Side-chain Charge Effect Is Less Prominent at High Cl−Concentrations
One potential mechanism of the charge effect on the channel conductance is a simple surface charge mechanism—that is, the charge increases the conductance by raising the local concentration of permeant ions in the mouth of the pore (Green and Andersen, 1991). To be consistent with such a surface-charge mechanism, however, two phenomena must be fulfilled. First, the effect of the charge on the conductance is more pronounced at low concentrations of permeant ions and is attenuated at high permeant ion concentrations. Second, the charge effect should be screened in a high ionic strength condition, for example, in the presence of high concentrations of nonpermeant ions (Green and Andersen, 1991; Hille, 2001). To examine these two criteria, we first recorded WT and mutant channels at various internal Cl− concentrations ([Cl−]i). Fig. 4 shows representative current traces for the K519, K519C, and K519E channels recorded at −110 mV. For all three channels, the single-channel current is increased with [Cl−]i, but the concentration ranges in which the current amplitude steeply rises are different among these channels. For the K519 channel, the increase occurs mostly at 120–600 mM; for K519C and K519E mutants, it occurs at all concentrations of [Cl−]i. Even between 1,200 and 2,400 mM, there is still a large increase in the single-channel current in these two mutant channels.
The recordings of these three channels at various [Cl−]i were also examined at different voltages. The averaged single-channel i-V curves are shown in Fig. 5 A. When only the inward current (outward Cl− movement) is considered, the i-V curves are quite linear for all three channels, but the slopes of the curves for K519C and K519E mutants are significantly smaller than those of the WT K519 channel at any given [Cl−]i (Fig. 5 A). To estimate the single-channel conductance, we fit the data points from −50 to −110 mV to a straight line. Fig. 5 B plots the conductance of these channels as a function of internal Cl− activity. In the K519 channel, the slope conductance of the channel saturates to a value of ∼14.7 pS, and the half-saturating Cl− activity is ∼59 mM. In K519C, the maximum conductance for this mutant is similar to that of the K519 channel: ∼15.7 pS. However, the Cl− activity at the half-maximal conductance is significantly increased to ∼534 mM. For the K519E mutant, the four data points are not reasonably well fitted to a single Michaelis-Menten type equation. However, it is apparent that the conductance recorded at the highest concentration (2,400 mM) approaches the maximal conductance of the K519 and K519C channels. To estimate the half-saturating Cl− concentration, we force the maximal conductance of the K519E mutant to be 15 pS, and the fitted half-saturating Cl− activity is ∼1,444 mM.

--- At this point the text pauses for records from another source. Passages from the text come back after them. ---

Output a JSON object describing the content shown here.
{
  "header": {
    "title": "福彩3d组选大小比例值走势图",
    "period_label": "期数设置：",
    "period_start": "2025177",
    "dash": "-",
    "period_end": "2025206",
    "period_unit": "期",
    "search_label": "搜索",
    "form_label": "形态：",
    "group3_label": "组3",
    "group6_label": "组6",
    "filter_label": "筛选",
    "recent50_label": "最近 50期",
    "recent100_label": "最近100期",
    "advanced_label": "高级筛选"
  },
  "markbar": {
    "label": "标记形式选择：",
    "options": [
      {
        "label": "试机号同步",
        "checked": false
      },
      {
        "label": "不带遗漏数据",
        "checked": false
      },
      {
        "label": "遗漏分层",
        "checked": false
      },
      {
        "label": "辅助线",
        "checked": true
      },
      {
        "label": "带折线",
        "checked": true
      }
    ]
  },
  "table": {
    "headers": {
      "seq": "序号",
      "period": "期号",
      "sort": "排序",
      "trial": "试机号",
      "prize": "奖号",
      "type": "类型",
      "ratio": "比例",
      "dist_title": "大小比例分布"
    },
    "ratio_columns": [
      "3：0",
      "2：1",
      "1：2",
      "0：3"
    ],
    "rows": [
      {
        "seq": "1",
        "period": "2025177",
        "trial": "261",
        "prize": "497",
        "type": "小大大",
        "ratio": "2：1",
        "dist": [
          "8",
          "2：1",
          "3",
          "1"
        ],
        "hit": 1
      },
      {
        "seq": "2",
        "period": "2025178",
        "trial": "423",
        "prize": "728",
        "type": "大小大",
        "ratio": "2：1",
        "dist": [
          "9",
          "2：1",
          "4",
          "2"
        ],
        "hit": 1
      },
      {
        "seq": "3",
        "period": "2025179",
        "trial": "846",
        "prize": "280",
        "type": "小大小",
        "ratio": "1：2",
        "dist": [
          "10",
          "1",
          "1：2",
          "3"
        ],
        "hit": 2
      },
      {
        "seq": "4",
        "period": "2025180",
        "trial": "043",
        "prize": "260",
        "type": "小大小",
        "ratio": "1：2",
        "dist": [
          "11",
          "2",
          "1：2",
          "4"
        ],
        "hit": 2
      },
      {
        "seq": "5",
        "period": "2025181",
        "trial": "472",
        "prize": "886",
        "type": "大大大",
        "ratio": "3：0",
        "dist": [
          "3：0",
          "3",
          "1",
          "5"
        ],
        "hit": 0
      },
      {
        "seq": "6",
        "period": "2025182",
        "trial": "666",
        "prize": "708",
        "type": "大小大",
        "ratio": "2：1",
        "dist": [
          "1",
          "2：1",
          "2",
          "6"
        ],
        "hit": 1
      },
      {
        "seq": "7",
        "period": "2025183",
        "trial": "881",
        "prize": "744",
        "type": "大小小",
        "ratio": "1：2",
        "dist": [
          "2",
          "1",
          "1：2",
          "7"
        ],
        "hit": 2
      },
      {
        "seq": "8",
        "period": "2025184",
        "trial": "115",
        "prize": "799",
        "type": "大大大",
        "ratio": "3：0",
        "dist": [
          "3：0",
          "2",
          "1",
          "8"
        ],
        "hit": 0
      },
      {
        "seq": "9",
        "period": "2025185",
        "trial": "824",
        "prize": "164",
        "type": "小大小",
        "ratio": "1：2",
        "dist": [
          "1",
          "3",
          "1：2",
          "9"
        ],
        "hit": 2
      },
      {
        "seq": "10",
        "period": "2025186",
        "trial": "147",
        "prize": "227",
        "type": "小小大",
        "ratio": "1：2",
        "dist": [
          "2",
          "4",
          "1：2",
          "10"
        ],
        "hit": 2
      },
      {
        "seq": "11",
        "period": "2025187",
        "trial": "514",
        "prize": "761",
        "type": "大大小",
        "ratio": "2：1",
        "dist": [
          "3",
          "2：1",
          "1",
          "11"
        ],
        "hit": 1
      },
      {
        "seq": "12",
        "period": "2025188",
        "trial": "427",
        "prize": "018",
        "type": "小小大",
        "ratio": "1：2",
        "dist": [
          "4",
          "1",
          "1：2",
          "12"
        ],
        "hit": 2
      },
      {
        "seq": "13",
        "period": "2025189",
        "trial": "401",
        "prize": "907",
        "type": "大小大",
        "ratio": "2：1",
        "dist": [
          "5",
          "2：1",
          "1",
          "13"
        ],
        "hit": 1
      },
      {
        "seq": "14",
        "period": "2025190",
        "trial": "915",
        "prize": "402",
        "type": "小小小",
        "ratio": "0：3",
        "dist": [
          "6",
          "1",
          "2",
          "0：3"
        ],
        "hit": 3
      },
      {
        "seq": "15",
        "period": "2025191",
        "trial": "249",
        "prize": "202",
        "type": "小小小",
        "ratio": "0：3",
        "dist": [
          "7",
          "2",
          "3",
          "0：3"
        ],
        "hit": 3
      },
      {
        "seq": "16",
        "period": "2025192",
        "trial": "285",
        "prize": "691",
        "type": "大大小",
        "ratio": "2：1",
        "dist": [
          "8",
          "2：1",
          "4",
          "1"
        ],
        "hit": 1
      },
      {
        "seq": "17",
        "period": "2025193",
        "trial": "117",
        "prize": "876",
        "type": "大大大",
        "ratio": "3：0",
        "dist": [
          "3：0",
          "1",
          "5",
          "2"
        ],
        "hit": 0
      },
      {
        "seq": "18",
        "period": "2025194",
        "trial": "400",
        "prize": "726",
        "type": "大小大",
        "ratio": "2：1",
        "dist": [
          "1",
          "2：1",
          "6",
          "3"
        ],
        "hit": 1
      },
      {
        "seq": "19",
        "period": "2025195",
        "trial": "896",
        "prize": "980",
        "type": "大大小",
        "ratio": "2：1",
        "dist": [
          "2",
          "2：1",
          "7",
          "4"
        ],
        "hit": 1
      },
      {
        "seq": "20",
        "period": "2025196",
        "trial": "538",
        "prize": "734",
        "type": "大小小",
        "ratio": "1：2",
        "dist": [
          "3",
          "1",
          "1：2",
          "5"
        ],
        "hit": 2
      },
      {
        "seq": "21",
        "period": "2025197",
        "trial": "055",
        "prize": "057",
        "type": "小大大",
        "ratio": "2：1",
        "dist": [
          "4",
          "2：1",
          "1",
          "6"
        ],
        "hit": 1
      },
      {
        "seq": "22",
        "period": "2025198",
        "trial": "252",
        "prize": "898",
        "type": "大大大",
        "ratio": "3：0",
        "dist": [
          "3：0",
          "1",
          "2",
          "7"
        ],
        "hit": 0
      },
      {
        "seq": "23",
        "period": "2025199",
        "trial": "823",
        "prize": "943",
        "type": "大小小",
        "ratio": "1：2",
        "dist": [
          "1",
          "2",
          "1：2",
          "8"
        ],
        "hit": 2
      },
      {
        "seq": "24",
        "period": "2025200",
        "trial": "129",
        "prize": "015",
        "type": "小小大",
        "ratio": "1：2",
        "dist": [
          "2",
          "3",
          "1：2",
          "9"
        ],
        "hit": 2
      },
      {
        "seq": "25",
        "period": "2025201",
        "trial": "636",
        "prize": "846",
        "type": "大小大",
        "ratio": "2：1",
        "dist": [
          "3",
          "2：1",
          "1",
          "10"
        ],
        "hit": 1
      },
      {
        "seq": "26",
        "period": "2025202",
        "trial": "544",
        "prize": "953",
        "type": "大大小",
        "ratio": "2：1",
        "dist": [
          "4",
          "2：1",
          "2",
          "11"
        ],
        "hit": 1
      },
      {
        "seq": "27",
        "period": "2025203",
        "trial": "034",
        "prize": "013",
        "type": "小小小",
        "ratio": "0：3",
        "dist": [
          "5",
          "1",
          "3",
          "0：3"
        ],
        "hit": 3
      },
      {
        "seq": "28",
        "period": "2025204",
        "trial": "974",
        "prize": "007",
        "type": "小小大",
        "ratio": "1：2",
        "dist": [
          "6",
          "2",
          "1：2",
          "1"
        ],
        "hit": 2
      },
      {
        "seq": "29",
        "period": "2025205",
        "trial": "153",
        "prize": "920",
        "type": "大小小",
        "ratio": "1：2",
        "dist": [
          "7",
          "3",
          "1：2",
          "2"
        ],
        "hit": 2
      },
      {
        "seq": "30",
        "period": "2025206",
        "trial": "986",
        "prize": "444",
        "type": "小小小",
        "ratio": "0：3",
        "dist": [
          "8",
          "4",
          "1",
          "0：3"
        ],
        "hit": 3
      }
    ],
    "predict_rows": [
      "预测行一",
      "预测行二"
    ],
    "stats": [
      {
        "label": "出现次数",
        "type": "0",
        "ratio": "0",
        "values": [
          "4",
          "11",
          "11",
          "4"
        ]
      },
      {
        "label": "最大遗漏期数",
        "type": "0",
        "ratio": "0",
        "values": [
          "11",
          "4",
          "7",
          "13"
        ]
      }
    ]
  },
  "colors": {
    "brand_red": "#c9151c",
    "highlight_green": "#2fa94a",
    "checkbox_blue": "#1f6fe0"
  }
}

Nonpermeant Anions Cannot Screen Out the Electrostatic Effect on the Pore Conductance
The above results thus appear to be consistent with the first criterion of the general surface charge mechanism because the channels with a positive, neutral, or negative charge at position 519 all have a similar saturated conductance. To test the second criterion, we apply high concentrations of large anions such as glutamate and sulfate (SO42−). The recording traces of the WT channel (in 120 mM [Cl−]i) in the absence or in the presence of additional SO42− ions are compared in Fig. 6 A. Averaged data in Fig. 6 B show that up to 480 mM of SO42− is unable to reduce the current carried by 120 mM Cl− at any voltage. Similar experiments were also performed at 60 mM [Cl−]i, and no charge screening effect is observed (Fig. 6 C). There was also no charge screening when up to 480-mM glutamate was present in the solution (unpublished data). These results thus rule out the supposition that a general surface charge mechanism is responsible for the observed electrostatic influence from K519 on the channel conductance.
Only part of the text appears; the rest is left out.